Un gloussement réchauffa la chambre. Avant de mesurer pleinement l'absurdité de sa réponse, Snow se retrouva prise en étau, entre les cuisses puissantes de celle qui chevauchait son bassin.

— Je sais qu'il y aura d'autres nuits. Des milliers d'autres nuits... Mais si jamais, demain...

Saisissant à deux mains ses joues tachetées, elle se redressa et apaisa d'une langue bienfaitrice les craintes de sa bien-aimée.

— Tout va bien se passer, la rassura-t-elle, quitte à fabuler. On aura des milliers d'autres nuits...

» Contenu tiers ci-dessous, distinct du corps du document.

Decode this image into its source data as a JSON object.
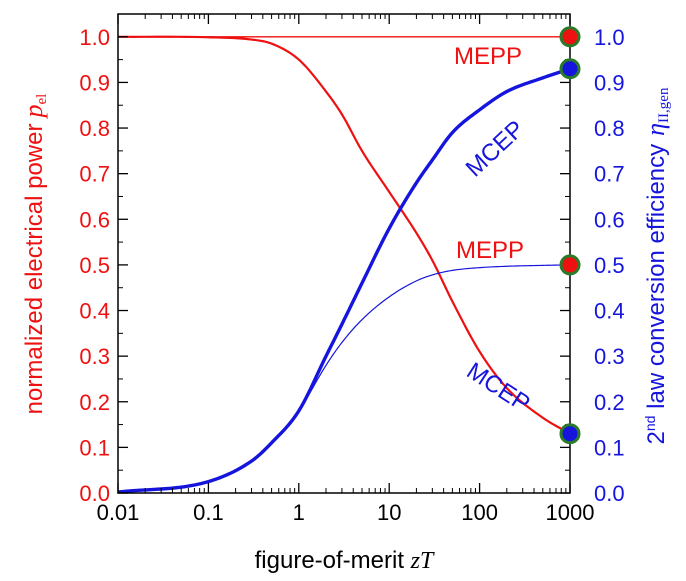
{
  "chart_data": {
    "type": "line",
    "xlabel_prefix": "figure-of-merit ",
    "xlabel_var": "zT",
    "x_scale": "log",
    "xlim": [
      0.01,
      1000
    ],
    "x_ticks": [
      0.01,
      0.1,
      1,
      10,
      100,
      1000
    ],
    "x_tick_labels": [
      "0.01",
      "0.1",
      "1",
      "10",
      "100",
      "1000"
    ],
    "ylim": [
      0,
      1.05
    ],
    "y_ticks": [
      0.0,
      0.1,
      0.2,
      0.3,
      0.4,
      0.5,
      0.6,
      0.7,
      0.8,
      0.9,
      1.0
    ],
    "y_tick_labels": [
      "0.0",
      "0.1",
      "0.2",
      "0.3",
      "0.4",
      "0.5",
      "0.6",
      "0.7",
      "0.8",
      "0.9",
      "1.0"
    ],
    "ylabel_left": "normalized electrical power",
    "ylabel_left_sym": "p",
    "ylabel_left_sub": "el",
    "ylabel_right_prefix": "2",
    "ylabel_right_sup": "nd",
    "ylabel_right_text": " law conversion efficiency",
    "ylabel_right_sym": "η",
    "ylabel_right_sub": "II,gen",
    "colors": {
      "power": "#ee1111",
      "efficiency": "#1515dd",
      "marker_edge": "#2a7a2a"
    },
    "series": [
      {
        "axis": "left",
        "x": [
          0.01,
          0.1,
          0.3,
          0.5,
          1,
          2,
          3,
          5,
          10,
          20,
          30,
          50,
          100,
          200,
          500,
          1000
        ],
        "y": [
          1.0,
          0.999,
          0.994,
          0.985,
          0.95,
          0.88,
          0.83,
          0.75,
          0.66,
          0.57,
          0.51,
          0.42,
          0.31,
          0.23,
          0.165,
          0.13
        ]
      },
      {
        "axis": "left",
        "x": [
          0.01,
          0.1,
          0.3,
          1,
          10,
          100,
          1000
        ],
        "y": [
          1.0,
          1.0,
          1.0,
          1.0,
          1.0,
          1.0,
          1.0
        ]
      },
      {
        "axis": "right",
        "x": [
          0.01,
          0.1,
          0.3,
          0.5,
          1,
          2,
          3,
          5,
          10,
          20,
          30,
          50,
          100,
          200,
          500,
          1000
        ],
        "y": [
          0.002,
          0.025,
          0.07,
          0.11,
          0.18,
          0.3,
          0.37,
          0.46,
          0.58,
          0.68,
          0.73,
          0.79,
          0.84,
          0.88,
          0.91,
          0.93
        ]
      },
      {
        "axis": "right",
        "x": [
          0.01,
          0.1,
          0.3,
          0.5,
          1,
          2,
          3,
          5,
          10,
          20,
          30,
          50,
          100,
          200,
          500,
          1000
        ],
        "y": [
          0.002,
          0.025,
          0.07,
          0.11,
          0.18,
          0.28,
          0.33,
          0.38,
          0.43,
          0.465,
          0.478,
          0.488,
          0.494,
          0.497,
          0.499,
          0.5
        ]
      }
    ],
    "annotations": [
      {
        "text": "MEPP",
        "color": "power"
      },
      {
        "text": "MEPP",
        "color": "power"
      },
      {
        "text": "MCEP",
        "color": "efficiency"
      },
      {
        "text": "MCEP",
        "color": "efficiency"
      }
    ],
    "markers": [
      {
        "x": 1000,
        "y": 1.0,
        "fill": "power"
      },
      {
        "x": 1000,
        "y": 0.5,
        "fill": "power"
      },
      {
        "x": 1000,
        "y": 0.93,
        "fill": "efficiency"
      },
      {
        "x": 1000,
        "y": 0.13,
        "fill": "efficiency"
      }
    ]
  }
}
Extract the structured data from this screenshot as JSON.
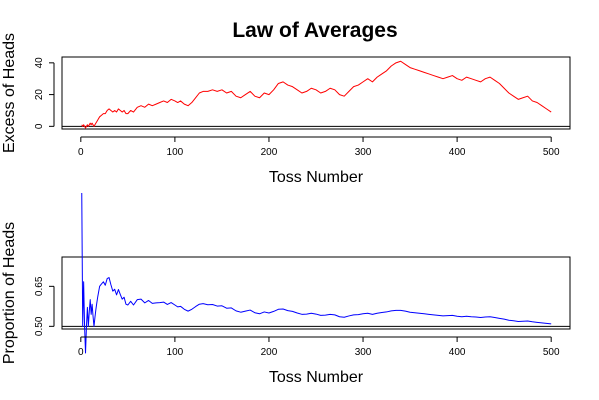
{
  "title": "Law of Averages",
  "colors": {
    "excess": "#ff0000",
    "proportion": "#0000ff",
    "reference": "#000000"
  },
  "chart_data": [
    {
      "type": "line",
      "ylabel": "Excess of Heads",
      "xlabel": "Toss Number",
      "xlim": [
        0,
        500
      ],
      "ylim": [
        0,
        42
      ],
      "x_ticks": [
        0,
        100,
        200,
        300,
        400,
        500
      ],
      "y_ticks": [
        0,
        20,
        40
      ],
      "reference_y": 0,
      "series": [
        {
          "color": "#ff0000",
          "x": [
            1,
            2,
            3,
            4,
            5,
            6,
            7,
            8,
            9,
            10,
            11,
            12,
            13,
            14,
            15,
            16,
            17,
            18,
            20,
            22,
            24,
            26,
            28,
            30,
            32,
            34,
            36,
            38,
            40,
            42,
            44,
            46,
            48,
            50,
            53,
            56,
            60,
            64,
            68,
            72,
            76,
            80,
            84,
            88,
            92,
            96,
            100,
            103,
            106,
            110,
            114,
            118,
            122,
            126,
            130,
            135,
            140,
            145,
            150,
            155,
            160,
            165,
            170,
            175,
            180,
            185,
            190,
            195,
            200,
            205,
            210,
            215,
            220,
            225,
            230,
            235,
            240,
            245,
            250,
            255,
            260,
            265,
            270,
            275,
            280,
            285,
            290,
            295,
            300,
            305,
            310,
            315,
            320,
            325,
            330,
            335,
            340,
            345,
            350,
            355,
            360,
            365,
            370,
            375,
            380,
            385,
            390,
            395,
            400,
            405,
            410,
            415,
            420,
            425,
            430,
            435,
            440,
            445,
            450,
            455,
            460,
            465,
            470,
            475,
            480,
            485,
            490,
            495,
            500
          ],
          "y": [
            1,
            0,
            1,
            0,
            -1,
            0,
            1,
            0,
            1,
            2,
            1,
            2,
            1,
            0,
            1,
            2,
            3,
            4,
            6,
            7,
            8,
            8,
            10,
            11,
            10,
            9,
            10,
            9,
            11,
            10,
            9,
            10,
            8,
            8,
            10,
            9,
            12,
            13,
            12,
            14,
            13,
            14,
            15,
            16,
            15,
            17,
            16,
            15,
            16,
            14,
            13,
            15,
            18,
            21,
            22,
            22,
            23,
            22,
            23,
            21,
            22,
            19,
            18,
            20,
            22,
            19,
            18,
            21,
            20,
            23,
            27,
            28,
            26,
            25,
            23,
            21,
            22,
            24,
            23,
            21,
            22,
            24,
            23,
            20,
            19,
            22,
            25,
            26,
            28,
            30,
            28,
            31,
            33,
            35,
            38,
            40,
            41,
            39,
            37,
            36,
            35,
            34,
            33,
            32,
            31,
            30,
            31,
            32,
            30,
            29,
            31,
            30,
            29,
            28,
            30,
            31,
            29,
            27,
            24,
            21,
            19,
            17,
            18,
            19,
            16,
            15,
            13,
            11,
            9
          ]
        }
      ]
    },
    {
      "type": "line",
      "ylabel": "Proportion of Heads",
      "xlabel": "Toss Number",
      "xlim": [
        0,
        500
      ],
      "ylim": [
        0.5,
        0.75
      ],
      "x_ticks": [
        0,
        100,
        200,
        300,
        400,
        500
      ],
      "y_ticks": [
        0.5,
        0.65
      ],
      "reference_y": 0.5,
      "series": [
        {
          "color": "#0000ff",
          "x": [
            1,
            2,
            3,
            4,
            5,
            6,
            7,
            8,
            9,
            10,
            11,
            12,
            13,
            14,
            15,
            16,
            17,
            18,
            20,
            22,
            24,
            26,
            28,
            30,
            32,
            34,
            36,
            38,
            40,
            42,
            44,
            46,
            48,
            50,
            53,
            56,
            60,
            64,
            68,
            72,
            76,
            80,
            84,
            88,
            92,
            96,
            100,
            103,
            106,
            110,
            114,
            118,
            122,
            126,
            130,
            135,
            140,
            145,
            150,
            155,
            160,
            165,
            170,
            175,
            180,
            185,
            190,
            195,
            200,
            205,
            210,
            215,
            220,
            225,
            230,
            235,
            240,
            245,
            250,
            255,
            260,
            265,
            270,
            275,
            280,
            285,
            290,
            295,
            300,
            305,
            310,
            315,
            320,
            325,
            330,
            335,
            340,
            345,
            350,
            355,
            360,
            365,
            370,
            375,
            380,
            385,
            390,
            395,
            400,
            405,
            410,
            415,
            420,
            425,
            430,
            435,
            440,
            445,
            450,
            455,
            460,
            465,
            470,
            475,
            480,
            485,
            490,
            495,
            500
          ],
          "y": [
            1,
            0.5,
            0.667,
            0.5,
            0.4,
            0.5,
            0.571,
            0.5,
            0.556,
            0.6,
            0.545,
            0.583,
            0.538,
            0.5,
            0.533,
            0.563,
            0.588,
            0.611,
            0.65,
            0.659,
            0.667,
            0.654,
            0.679,
            0.683,
            0.656,
            0.632,
            0.639,
            0.618,
            0.638,
            0.619,
            0.602,
            0.609,
            0.583,
            0.58,
            0.594,
            0.58,
            0.6,
            0.602,
            0.588,
            0.597,
            0.586,
            0.588,
            0.589,
            0.591,
            0.582,
            0.589,
            0.58,
            0.573,
            0.575,
            0.564,
            0.557,
            0.564,
            0.574,
            0.583,
            0.585,
            0.581,
            0.582,
            0.576,
            0.577,
            0.568,
            0.569,
            0.558,
            0.553,
            0.557,
            0.561,
            0.551,
            0.547,
            0.554,
            0.55,
            0.556,
            0.564,
            0.565,
            0.559,
            0.556,
            0.55,
            0.545,
            0.546,
            0.549,
            0.546,
            0.541,
            0.542,
            0.545,
            0.543,
            0.536,
            0.534,
            0.539,
            0.543,
            0.544,
            0.547,
            0.549,
            0.545,
            0.549,
            0.552,
            0.554,
            0.558,
            0.56,
            0.56,
            0.557,
            0.553,
            0.551,
            0.549,
            0.547,
            0.545,
            0.543,
            0.541,
            0.539,
            0.54,
            0.541,
            0.538,
            0.536,
            0.538,
            0.536,
            0.535,
            0.533,
            0.535,
            0.536,
            0.533,
            0.53,
            0.527,
            0.523,
            0.521,
            0.518,
            0.519,
            0.52,
            0.517,
            0.515,
            0.513,
            0.511,
            0.509
          ]
        }
      ]
    }
  ]
}
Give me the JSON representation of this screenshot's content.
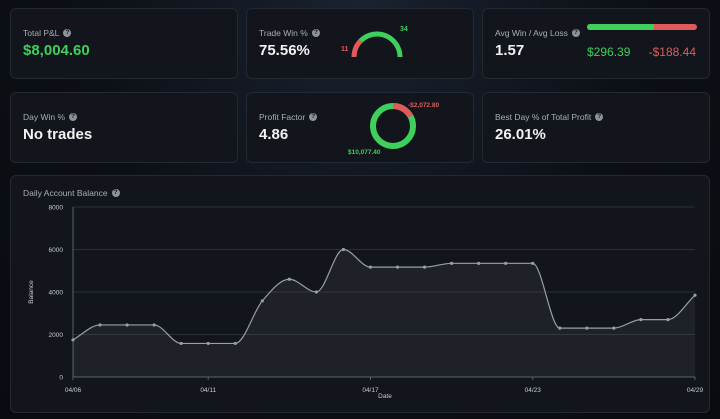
{
  "cards": {
    "total_pnl": {
      "label": "Total P&L",
      "value": "$8,004.60"
    },
    "trade_win": {
      "label": "Trade Win %",
      "value": "75.56%",
      "wins": "34",
      "losses": "11"
    },
    "avg_win_loss": {
      "label": "Avg Win / Avg Loss",
      "value": "1.57",
      "avg_win": "$296.39",
      "avg_loss": "-$188.44",
      "win_share": 0.61
    },
    "day_win": {
      "label": "Day Win %",
      "value": "No trades"
    },
    "profit_factor": {
      "label": "Profit Factor",
      "value": "4.86",
      "gross_profit": "$10,077.40",
      "gross_loss": "-$2,072.80"
    },
    "best_day": {
      "label": "Best Day % of Total Profit",
      "value": "26.01%"
    }
  },
  "info_icon": {
    "glyph": "?"
  },
  "colors": {
    "green": "#3ecf5c",
    "red": "#e05a5a",
    "background": "#0c0f15",
    "card": "#12151c"
  },
  "chart_title": "Daily Account Balance",
  "chart_data": {
    "type": "area",
    "title": "Daily Account Balance",
    "xlabel": "Date",
    "ylabel": "Balance",
    "x_ticks": [
      {
        "label": "04/06",
        "day": 0
      },
      {
        "label": "04/11",
        "day": 5
      },
      {
        "label": "04/17",
        "day": 11
      },
      {
        "label": "04/23",
        "day": 17
      },
      {
        "label": "04/29",
        "day": 23
      }
    ],
    "y_ticks": [
      0,
      2000,
      4000,
      6000,
      8000
    ],
    "ylim": [
      0,
      8000
    ],
    "xlim": [
      0,
      23
    ],
    "grid": true,
    "series": [
      {
        "x": [
          0,
          1,
          2,
          3,
          4,
          5,
          6,
          7,
          8,
          9,
          10,
          11,
          12,
          13,
          14,
          15,
          16,
          17,
          18,
          19,
          20,
          21,
          22,
          23
        ],
        "values": [
          1750,
          2450,
          2450,
          2450,
          1580,
          1580,
          1580,
          3580,
          4600,
          4000,
          6000,
          5170,
          5170,
          5170,
          5350,
          5350,
          5350,
          5350,
          2300,
          2300,
          2300,
          2700,
          2700,
          3850
        ]
      }
    ]
  }
}
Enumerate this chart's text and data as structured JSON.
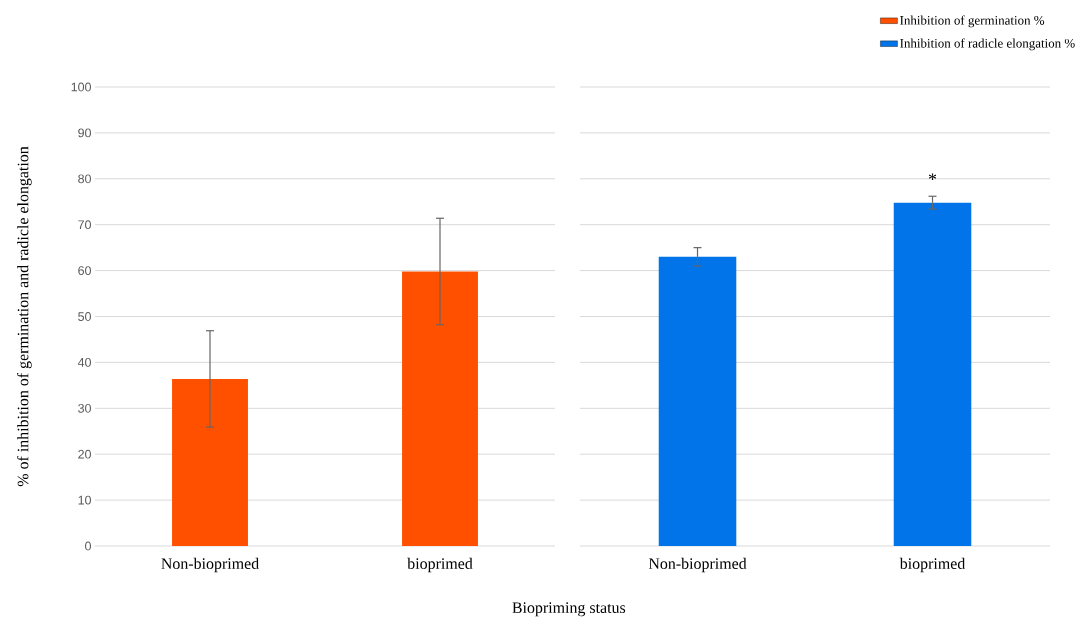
{
  "chart_data": [
    {
      "type": "bar",
      "ylabel": "% of inhibition of germination and radicle elongation",
      "xlabel": "Biopriming status",
      "categories": [
        "Non-bioprimed",
        "bioprimed"
      ],
      "series": [
        {
          "name": "Inhibition of germination %",
          "color": "#ff5000",
          "values": [
            36.4,
            59.8
          ],
          "errors": [
            10.5,
            11.6
          ]
        }
      ],
      "ylim": [
        0,
        100
      ],
      "yticks": [
        0,
        10,
        20,
        30,
        40,
        50,
        60,
        70,
        80,
        90,
        100
      ],
      "grid": "y",
      "legend": "top right"
    },
    {
      "type": "bar",
      "categories": [
        "Non-bioprimed",
        "bioprimed"
      ],
      "series": [
        {
          "name": "Inhibition of radicle elongation %",
          "color": "#0074e8",
          "values": [
            63.0,
            74.8
          ],
          "errors": [
            2.0,
            1.4
          ]
        }
      ],
      "ylim": [
        0,
        100
      ],
      "yticks": [
        0,
        10,
        20,
        30,
        40,
        50,
        60,
        70,
        80,
        90,
        100
      ],
      "grid": "y",
      "legend": "top right",
      "tick_labels": "x",
      "annotations": [
        {
          "text": "*",
          "x": "bioprimed",
          "y": 74.8
        }
      ]
    }
  ]
}
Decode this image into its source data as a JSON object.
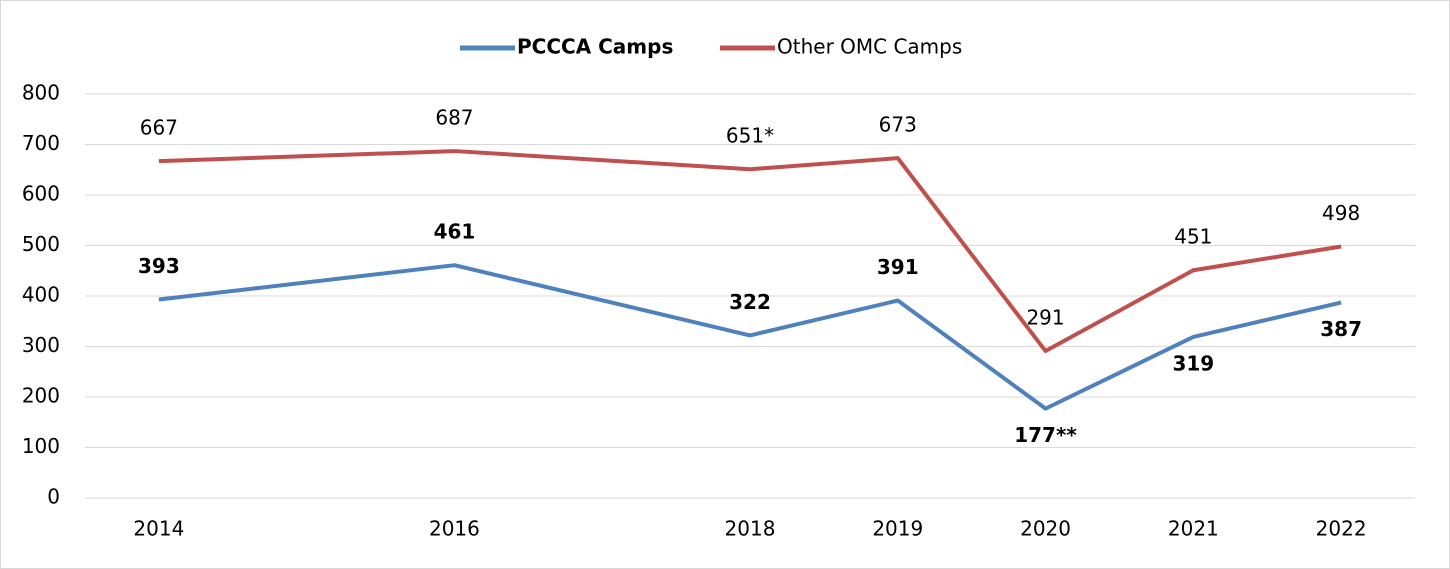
{
  "chart_data": {
    "type": "line",
    "x": [
      2014,
      2016,
      2018,
      2019,
      2020,
      2021,
      2022
    ],
    "xlim": [
      2013.5,
      2022.5
    ],
    "xticks": [
      2014,
      2016,
      2018,
      2019,
      2020,
      2021,
      2022
    ],
    "ylim": [
      0,
      800
    ],
    "yticks": [
      0,
      100,
      200,
      300,
      400,
      500,
      600,
      700,
      800
    ],
    "grid": true,
    "legend": "top",
    "series": [
      {
        "name": "PCCCA Camps",
        "color": "#4f81bd",
        "values": [
          393,
          461,
          322,
          391,
          177,
          319,
          387
        ],
        "value_labels": [
          "393",
          "461",
          "322",
          "391",
          "177**",
          "319",
          "387"
        ]
      },
      {
        "name": "Other OMC Camps",
        "color": "#c0504d",
        "values": [
          667,
          687,
          651,
          673,
          291,
          451,
          498
        ],
        "value_labels": [
          "667",
          "687",
          "651*",
          "673",
          "291",
          "451",
          "498"
        ]
      }
    ]
  }
}
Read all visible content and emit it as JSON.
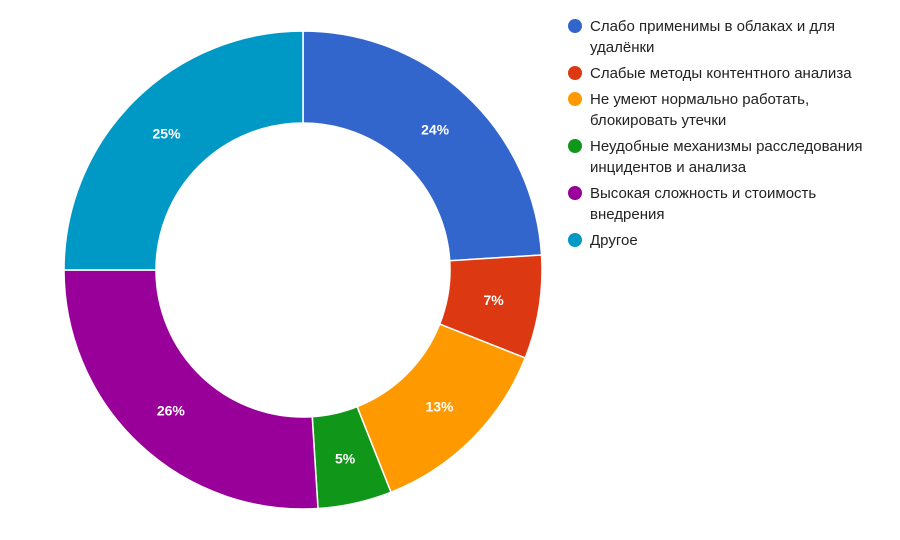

— Peut-être, mais je ne veux jamais oublier celle-ci... Tu es d'accord, Flocon ?

Un simple hochement de tête signa son consentement. Cette nuit, elle l'avait rêvée, espérée, désirée – à s'en languir parfois. Cette nuit où Red laisserait choir son épaisse chemise de nuit et dévoilerait la porcelaine abîmée de sa peau laiteuse ; où leurs corps vulnérables se presseraient l'un contre l'autre pour noyer la pudeur ; où leurs mains apprendraient à tâtons quelles caresses prodiguer, où tracer les sillons pour semer le plaisir ; où leurs chairs frissonnantes se confondraient l'une en l'autre pour, un instant, ne former plus qu'une. Cette nuit, un être siamois façonné de désir, soudé par la luxure, frémissait d'extase dans l'ombre printanière.

Le gémissement ténu de l'une enraya le soupir rauque de l'autre. Nez contre nez, elles rirent. Quelques baisers amorcèrent un nouveau tour de manège. La fête foraine dans les entrailles, ce qu'on disait péché avait le goût d'un bonbon. Le plus sucré de tous.